Recursive linear polymer generation with Lpr

The Lpr class in the pysoftk.linear_polymer.linear_polymer module provides a powerful way to generate linear polymers from repeating monomer units. This tutorial will guide you through its usage, explaining the key parameters and options. The Lpr class is initialized with a starting SMILES string, a dictionary of replacements, and the maximum number of repetitions.

Let’s start with a simple example of generating polystyrene.

from pysoftk.linear_polymer.linear_polymer import Lpr

smiles = "CC(c1ccccc1){R}"
replacements = {"R": "CC(c1ccccc1){R}"}
final_replacement = ""
lpr_instance = Lpr(smiles, replacements, max_repetitions=10, final_replacement=final_replacement)
result = lpr_instance.generate_recursive_smiles(force_field="MMFF", relax_iterations=250, rot_steps=1)
print(result)

This is the result of the recursive implementation:

../_images/styrene_lrp.png

Figure recursive linear polymer with 10 styrene units.

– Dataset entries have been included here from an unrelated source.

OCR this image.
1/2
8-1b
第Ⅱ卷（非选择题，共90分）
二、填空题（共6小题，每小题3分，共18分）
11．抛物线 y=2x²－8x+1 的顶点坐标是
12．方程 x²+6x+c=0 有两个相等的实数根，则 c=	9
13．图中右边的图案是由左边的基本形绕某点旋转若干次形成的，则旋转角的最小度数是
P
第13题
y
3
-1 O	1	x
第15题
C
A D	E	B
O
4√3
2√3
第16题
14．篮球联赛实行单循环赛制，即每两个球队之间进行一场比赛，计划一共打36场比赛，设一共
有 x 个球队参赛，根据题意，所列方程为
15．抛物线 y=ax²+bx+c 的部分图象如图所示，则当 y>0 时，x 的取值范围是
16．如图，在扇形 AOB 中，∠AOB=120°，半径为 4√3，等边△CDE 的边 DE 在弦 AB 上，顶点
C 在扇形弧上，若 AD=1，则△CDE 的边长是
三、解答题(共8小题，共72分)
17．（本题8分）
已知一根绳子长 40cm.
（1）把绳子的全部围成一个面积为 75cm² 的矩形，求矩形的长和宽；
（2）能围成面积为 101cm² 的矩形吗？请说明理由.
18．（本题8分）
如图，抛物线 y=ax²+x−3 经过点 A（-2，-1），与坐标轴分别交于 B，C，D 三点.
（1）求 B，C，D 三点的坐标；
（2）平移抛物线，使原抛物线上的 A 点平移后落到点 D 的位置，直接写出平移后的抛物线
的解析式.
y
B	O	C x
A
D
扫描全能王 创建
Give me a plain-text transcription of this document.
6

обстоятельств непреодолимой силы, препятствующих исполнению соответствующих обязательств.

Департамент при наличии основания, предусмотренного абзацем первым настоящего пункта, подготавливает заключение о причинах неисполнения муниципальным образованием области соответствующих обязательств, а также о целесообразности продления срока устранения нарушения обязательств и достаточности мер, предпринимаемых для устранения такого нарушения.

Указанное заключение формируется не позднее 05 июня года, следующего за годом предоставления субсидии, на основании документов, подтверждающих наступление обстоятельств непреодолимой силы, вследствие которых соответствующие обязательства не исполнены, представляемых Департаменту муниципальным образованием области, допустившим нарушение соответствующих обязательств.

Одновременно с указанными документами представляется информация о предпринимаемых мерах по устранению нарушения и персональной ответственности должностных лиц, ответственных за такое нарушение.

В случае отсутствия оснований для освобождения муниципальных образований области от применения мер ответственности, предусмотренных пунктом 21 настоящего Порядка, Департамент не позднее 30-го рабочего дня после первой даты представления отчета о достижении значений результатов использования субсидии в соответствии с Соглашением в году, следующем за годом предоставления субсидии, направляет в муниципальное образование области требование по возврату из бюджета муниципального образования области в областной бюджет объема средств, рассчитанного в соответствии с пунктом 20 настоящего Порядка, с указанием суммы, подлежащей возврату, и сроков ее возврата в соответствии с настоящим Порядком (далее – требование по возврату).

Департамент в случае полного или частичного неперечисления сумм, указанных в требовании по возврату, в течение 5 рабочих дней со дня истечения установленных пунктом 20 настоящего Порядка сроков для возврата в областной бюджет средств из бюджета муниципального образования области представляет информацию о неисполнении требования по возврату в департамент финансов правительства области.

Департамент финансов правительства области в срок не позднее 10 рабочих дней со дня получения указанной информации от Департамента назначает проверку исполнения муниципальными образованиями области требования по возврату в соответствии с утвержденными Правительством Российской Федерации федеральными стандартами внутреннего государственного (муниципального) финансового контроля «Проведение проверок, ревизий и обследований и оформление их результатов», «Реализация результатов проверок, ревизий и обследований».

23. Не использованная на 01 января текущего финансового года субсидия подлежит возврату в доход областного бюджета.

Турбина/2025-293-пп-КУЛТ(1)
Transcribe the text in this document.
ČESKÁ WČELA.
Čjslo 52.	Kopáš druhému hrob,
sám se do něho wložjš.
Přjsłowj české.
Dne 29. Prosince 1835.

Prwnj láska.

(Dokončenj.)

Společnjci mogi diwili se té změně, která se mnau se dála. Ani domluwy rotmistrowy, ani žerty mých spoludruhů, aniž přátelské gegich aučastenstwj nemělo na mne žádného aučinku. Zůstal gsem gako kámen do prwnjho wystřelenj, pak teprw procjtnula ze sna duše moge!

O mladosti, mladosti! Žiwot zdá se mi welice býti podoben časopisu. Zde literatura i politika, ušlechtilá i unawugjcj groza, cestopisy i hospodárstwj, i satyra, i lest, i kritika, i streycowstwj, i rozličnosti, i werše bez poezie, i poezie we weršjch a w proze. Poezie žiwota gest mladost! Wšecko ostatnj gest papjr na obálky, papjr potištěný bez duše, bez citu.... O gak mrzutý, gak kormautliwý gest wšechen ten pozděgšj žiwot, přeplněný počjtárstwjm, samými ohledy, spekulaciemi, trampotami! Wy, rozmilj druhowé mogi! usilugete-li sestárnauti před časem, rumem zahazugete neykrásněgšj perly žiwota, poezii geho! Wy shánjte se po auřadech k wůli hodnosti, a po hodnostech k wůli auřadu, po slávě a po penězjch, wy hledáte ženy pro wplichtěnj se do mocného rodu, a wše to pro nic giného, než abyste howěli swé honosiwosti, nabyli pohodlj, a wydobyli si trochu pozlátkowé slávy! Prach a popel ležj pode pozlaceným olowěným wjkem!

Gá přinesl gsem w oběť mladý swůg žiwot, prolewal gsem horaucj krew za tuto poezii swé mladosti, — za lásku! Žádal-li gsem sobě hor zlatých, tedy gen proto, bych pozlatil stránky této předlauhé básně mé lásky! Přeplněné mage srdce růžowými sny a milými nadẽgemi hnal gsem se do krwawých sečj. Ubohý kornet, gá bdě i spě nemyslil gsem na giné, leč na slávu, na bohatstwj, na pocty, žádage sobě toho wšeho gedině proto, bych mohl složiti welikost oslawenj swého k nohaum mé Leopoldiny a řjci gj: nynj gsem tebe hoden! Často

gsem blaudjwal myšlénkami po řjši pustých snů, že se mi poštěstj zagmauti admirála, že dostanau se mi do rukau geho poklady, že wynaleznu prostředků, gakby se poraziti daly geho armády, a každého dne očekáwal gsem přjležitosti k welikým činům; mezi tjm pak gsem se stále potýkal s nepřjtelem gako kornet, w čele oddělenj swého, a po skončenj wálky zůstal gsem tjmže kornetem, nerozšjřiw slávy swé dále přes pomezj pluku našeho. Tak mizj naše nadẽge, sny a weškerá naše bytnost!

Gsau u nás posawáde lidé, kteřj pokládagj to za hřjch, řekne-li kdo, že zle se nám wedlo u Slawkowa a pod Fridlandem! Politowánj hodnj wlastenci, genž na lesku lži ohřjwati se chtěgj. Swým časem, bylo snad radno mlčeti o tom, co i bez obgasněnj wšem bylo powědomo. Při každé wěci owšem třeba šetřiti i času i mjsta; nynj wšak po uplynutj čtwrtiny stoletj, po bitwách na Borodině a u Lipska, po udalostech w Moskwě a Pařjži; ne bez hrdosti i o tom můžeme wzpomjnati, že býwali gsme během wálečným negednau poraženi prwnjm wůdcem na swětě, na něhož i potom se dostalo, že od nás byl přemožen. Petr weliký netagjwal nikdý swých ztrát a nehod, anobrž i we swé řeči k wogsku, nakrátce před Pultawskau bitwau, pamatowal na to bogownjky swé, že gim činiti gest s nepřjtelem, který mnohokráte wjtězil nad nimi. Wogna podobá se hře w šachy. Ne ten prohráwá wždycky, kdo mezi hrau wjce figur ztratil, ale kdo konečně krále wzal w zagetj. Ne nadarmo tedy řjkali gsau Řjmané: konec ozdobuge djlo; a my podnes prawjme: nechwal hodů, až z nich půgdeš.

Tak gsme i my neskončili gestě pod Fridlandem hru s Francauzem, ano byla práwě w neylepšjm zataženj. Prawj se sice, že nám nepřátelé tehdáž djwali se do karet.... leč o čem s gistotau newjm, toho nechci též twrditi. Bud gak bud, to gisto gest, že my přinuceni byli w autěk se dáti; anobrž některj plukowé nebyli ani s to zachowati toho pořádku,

  1. Initialization: * smiles = "CC(c1ccccc1){R}": This is the starting SMILES string. The {R} placeholder indicates the point where the polymer chain will extend. * replacements = {"R": "CC(c1ccccc1){R}"}: This dictionary defines the replacement rule. The {R} placeholder in the replacement string is crucial for recursive polymer growth. * max_repetitions=10: This specifies the number of times the replacement rule will be applied, determining the polymer’s length. * final_replacement = "": This allows a final modification to the end of the polymer chain. In this case, there’s no final replacement. * lpr_instance = Lpr(smiles, replacements, max_repetitions=10, final_replacement=final_replacement): This creates an instance of the Lpr class.

  2. Polymer Generation: * result = lpr_instance.generate_recursive_smiles(force_field="MMFF", relax_iterations=250, rot_steps=1): This generates the polymer using the specified parameters. * force_field="MMFF": Specifies the force field to use for geometry optimization. * relax_iterations=250: Sets the number of iterations for geometry optimization. * rot_steps=1: Sets the number of rotational steps. * print(result): Prints the generated molecule.

Lpr Class Parameters

The Lpr class contains the following parameters:

  • `smiles` (str): The starting SMILES string.

  • `replacements` (dict): A dictionary of replacement rules.

  • `max_repetitions` (int): The maximum number of repetitions.

  • `final_replacement` (str, optional): A final replacement string. Defaults to an empty string.

generate_recursive_smiles` Method Parameters

The generative_recursive_smiles function has the following parameters:

  • `force_field` (str, optional): The force field to use for geometry optimization (e.g., “MMFF”, “UFF”). Defaults to None (no optimization).

  • `relax_iterations` (int, optional): The number of iterations for geometry optimization. Defaults to 0.

  • `rot_steps` (int, optional): The number of rotational steps. Defaults to 1.

Further notes:

  • The {R} placeholder is essential for defining the polymer chain’s growth points.

  • Geometry optimization can be computationally intensive, especially for large polymers. Adjust relax_iterations accordingly.

  • Ensure that the starting SMILES string and replacement rules are valid.

  • It is advised to use smaller values for max_repetitions and relax_iterations when testing, and then increase them for the final run.

Here’s an example of generating polyethylene:

from pysoftk.linear_polymer.linear_polymer import Lpr

smiles = "C=C{R}"
replacements = {"R": "C=C{R}"}
final_replacement = ""
lpr_instance = Lpr(smiles, replacements, max_repetitions=20, final_replacement=final_replacement)
result = lpr_instance.generate_recursive_smiles(force_field="MMFF", relax_iterations=250, rot_steps=1)

print(result)
../_images/ethylene_lrp.png

Figure recursive linear polymer with 10 ethylene units.

In this example, we generate a longer polyethylene chain using a higher max_repetitions value. Experiment with different starting SMILES strings and replacement rules to create various linear polymers. Adjust the optimization parameters to fine-tune the resulting structures. This documentation should help you get started with using the Lrp class.